A Christian couple was barred from adopting their two foster children because they suggested that a child needs both mother and father for a stable upbringing, and were apprehensive of children being adopted by gay parents.
The council officials became "concerned" over the views of the Christian couple, whose names have been withheld from media for legal reasons.
The couple, who themselves have children, had been fostering two pre-school kids since January, and were told in October that a same-sex couple wants to adopt the two children.
The Christian father was noted to have responded by asking, "You're joking?"
They have appealed against the decision, and released a statement saying that they had not expressed any homophobic views and were not against individuals, but thought that a child needs both mother and father.
The couple had expressed their desire to adopt the children before but the social worker had said that their house was too small. Later, they were told that keeping the children with them would bring them under "emotional stress."
"We are Christians and we expressed the view that a child needs a mother and a father. We expressed our views in modest, temperate terms based on our Christian convictions," they were quoted as saying by Christian Today.
"We love everyone (regardless of sexual orientation) and we love the children and believe that they would benefit from the foundation offered by a mother and a father," the couple said.
"The decision ... appears discriminatory to us and not related to the children's needs," the couple continued. "The children love us: we love them. All the reports show that we are a loving, caring and stable family.
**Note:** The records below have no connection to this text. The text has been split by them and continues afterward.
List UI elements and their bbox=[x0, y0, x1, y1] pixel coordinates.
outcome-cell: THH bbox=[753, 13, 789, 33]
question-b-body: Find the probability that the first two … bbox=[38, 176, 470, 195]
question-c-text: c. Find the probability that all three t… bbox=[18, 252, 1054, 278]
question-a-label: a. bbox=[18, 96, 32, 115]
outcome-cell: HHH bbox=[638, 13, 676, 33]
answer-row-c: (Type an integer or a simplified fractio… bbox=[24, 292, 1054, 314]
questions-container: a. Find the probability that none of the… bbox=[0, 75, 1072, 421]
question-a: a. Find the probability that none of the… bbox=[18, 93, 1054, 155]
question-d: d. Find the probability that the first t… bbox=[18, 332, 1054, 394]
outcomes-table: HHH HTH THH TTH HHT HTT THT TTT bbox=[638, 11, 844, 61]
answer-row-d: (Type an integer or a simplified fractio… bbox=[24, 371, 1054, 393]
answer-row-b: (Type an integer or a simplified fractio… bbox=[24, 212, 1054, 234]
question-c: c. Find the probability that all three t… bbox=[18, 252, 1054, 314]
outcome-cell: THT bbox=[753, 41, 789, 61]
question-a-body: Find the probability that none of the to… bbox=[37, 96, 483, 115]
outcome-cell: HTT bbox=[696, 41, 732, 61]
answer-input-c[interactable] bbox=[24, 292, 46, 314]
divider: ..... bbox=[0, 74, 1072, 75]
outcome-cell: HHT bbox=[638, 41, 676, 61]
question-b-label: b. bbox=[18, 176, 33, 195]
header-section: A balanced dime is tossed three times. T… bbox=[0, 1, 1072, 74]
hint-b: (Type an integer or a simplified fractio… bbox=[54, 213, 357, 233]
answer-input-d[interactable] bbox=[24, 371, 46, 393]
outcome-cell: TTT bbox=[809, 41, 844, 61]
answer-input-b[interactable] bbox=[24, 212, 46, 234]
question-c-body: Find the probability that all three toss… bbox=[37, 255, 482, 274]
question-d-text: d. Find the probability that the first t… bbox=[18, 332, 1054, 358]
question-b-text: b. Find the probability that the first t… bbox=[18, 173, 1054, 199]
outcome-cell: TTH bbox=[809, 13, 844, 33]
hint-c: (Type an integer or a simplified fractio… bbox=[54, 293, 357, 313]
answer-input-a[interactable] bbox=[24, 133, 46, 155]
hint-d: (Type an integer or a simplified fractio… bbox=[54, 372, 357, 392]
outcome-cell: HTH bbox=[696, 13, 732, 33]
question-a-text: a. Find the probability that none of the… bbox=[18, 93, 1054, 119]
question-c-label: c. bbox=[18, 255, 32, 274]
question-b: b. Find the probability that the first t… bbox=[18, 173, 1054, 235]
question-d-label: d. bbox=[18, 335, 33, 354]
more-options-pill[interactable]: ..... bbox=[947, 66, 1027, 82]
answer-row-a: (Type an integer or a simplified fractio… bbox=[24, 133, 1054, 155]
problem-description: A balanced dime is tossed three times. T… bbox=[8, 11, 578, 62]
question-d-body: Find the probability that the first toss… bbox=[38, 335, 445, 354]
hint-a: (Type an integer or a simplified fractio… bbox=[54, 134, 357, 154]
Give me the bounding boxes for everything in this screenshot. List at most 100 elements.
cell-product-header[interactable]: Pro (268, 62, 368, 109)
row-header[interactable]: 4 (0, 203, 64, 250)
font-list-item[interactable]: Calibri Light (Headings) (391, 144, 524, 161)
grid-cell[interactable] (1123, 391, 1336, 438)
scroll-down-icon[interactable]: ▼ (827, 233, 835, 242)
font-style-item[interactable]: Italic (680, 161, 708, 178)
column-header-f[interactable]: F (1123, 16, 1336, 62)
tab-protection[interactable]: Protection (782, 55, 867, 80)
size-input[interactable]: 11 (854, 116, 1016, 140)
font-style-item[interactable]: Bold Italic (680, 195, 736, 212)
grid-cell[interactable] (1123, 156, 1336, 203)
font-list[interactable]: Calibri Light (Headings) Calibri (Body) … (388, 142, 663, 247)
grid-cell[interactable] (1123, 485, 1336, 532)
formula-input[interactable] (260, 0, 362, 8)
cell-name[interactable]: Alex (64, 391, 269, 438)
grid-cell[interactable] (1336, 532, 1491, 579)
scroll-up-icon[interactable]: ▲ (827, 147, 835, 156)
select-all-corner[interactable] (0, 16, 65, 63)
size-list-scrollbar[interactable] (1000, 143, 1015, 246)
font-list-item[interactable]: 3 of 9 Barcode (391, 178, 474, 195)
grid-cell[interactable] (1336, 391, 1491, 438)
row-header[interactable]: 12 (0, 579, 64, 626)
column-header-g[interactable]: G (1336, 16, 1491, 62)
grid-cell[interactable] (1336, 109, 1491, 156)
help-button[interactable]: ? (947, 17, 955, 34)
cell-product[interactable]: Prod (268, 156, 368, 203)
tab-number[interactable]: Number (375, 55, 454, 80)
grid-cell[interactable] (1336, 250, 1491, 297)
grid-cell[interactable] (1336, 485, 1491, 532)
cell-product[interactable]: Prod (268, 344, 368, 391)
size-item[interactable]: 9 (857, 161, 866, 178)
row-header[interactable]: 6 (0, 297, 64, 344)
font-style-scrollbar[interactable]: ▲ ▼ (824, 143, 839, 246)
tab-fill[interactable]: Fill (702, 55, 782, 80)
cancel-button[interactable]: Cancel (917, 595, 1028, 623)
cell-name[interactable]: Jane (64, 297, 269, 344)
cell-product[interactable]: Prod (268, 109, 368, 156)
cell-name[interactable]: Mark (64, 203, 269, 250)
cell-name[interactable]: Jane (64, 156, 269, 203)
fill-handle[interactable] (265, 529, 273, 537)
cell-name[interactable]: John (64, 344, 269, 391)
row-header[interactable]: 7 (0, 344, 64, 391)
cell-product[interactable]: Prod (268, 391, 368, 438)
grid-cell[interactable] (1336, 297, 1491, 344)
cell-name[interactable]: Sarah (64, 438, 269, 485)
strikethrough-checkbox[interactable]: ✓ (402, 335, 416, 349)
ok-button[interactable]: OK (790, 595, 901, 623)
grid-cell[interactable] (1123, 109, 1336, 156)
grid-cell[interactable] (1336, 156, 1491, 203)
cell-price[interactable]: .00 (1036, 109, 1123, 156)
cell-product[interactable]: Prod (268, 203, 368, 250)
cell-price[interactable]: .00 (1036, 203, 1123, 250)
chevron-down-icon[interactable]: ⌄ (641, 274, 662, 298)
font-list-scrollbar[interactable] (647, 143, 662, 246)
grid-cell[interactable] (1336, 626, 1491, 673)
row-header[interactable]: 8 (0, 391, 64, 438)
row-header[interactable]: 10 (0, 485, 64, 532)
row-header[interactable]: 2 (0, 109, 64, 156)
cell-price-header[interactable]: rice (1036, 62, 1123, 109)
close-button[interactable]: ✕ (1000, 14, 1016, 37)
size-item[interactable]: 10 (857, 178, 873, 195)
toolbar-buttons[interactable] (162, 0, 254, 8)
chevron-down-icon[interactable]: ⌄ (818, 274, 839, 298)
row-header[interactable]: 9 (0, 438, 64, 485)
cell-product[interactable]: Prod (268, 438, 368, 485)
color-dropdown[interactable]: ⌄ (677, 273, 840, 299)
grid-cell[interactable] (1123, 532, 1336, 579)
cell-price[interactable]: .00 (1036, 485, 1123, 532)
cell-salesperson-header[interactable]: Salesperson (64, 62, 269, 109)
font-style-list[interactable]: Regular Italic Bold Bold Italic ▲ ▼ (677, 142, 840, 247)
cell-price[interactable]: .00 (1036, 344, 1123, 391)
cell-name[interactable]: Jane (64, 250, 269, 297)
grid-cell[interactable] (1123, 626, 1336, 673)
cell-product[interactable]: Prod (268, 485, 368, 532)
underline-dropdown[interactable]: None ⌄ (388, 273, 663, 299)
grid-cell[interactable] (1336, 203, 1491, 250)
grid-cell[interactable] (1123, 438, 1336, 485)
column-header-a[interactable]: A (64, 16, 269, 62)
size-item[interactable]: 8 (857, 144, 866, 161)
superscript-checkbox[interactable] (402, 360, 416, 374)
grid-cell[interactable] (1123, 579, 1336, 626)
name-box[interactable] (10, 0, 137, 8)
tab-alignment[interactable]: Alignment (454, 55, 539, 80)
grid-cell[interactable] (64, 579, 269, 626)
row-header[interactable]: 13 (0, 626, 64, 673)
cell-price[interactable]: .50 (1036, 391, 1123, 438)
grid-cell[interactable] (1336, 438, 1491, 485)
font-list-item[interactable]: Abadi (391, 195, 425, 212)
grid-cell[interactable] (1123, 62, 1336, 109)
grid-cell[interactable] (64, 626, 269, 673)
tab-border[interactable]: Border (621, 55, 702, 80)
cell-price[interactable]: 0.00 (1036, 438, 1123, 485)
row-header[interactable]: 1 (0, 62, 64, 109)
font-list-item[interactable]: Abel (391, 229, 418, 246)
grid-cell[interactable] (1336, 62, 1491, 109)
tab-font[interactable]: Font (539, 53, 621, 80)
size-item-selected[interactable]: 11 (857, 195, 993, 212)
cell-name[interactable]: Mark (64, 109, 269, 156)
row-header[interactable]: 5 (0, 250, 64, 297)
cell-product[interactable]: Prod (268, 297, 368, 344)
What more could a child need?"
Christian Legal Centre director Andrea Williams, who is supporting their appeal, said that the couple's "viewpoint is lawful and mainstream."
Williams reiterated that children need traditional families when asked by the Independent why gay parenting might not be in the best interest of the children. "They believe that the children, who have had a very difficult start in life, need a mother and father," she replied.
"They are thriving under a complimentary relationship where a mother and father bring different elements to a family dynamic and provide distinctive roles in a family unit."
The council said that their discriminatory views rendered them "unfit to be adoptive parents." They were told in a letter by the council their perspective was "detrimental to the long-term needs of the children".
In September, the couple was complimented by social workers for their "care and warmth" of the pre-schoolers, and their association with the church was well appreciated for providing a supporting community.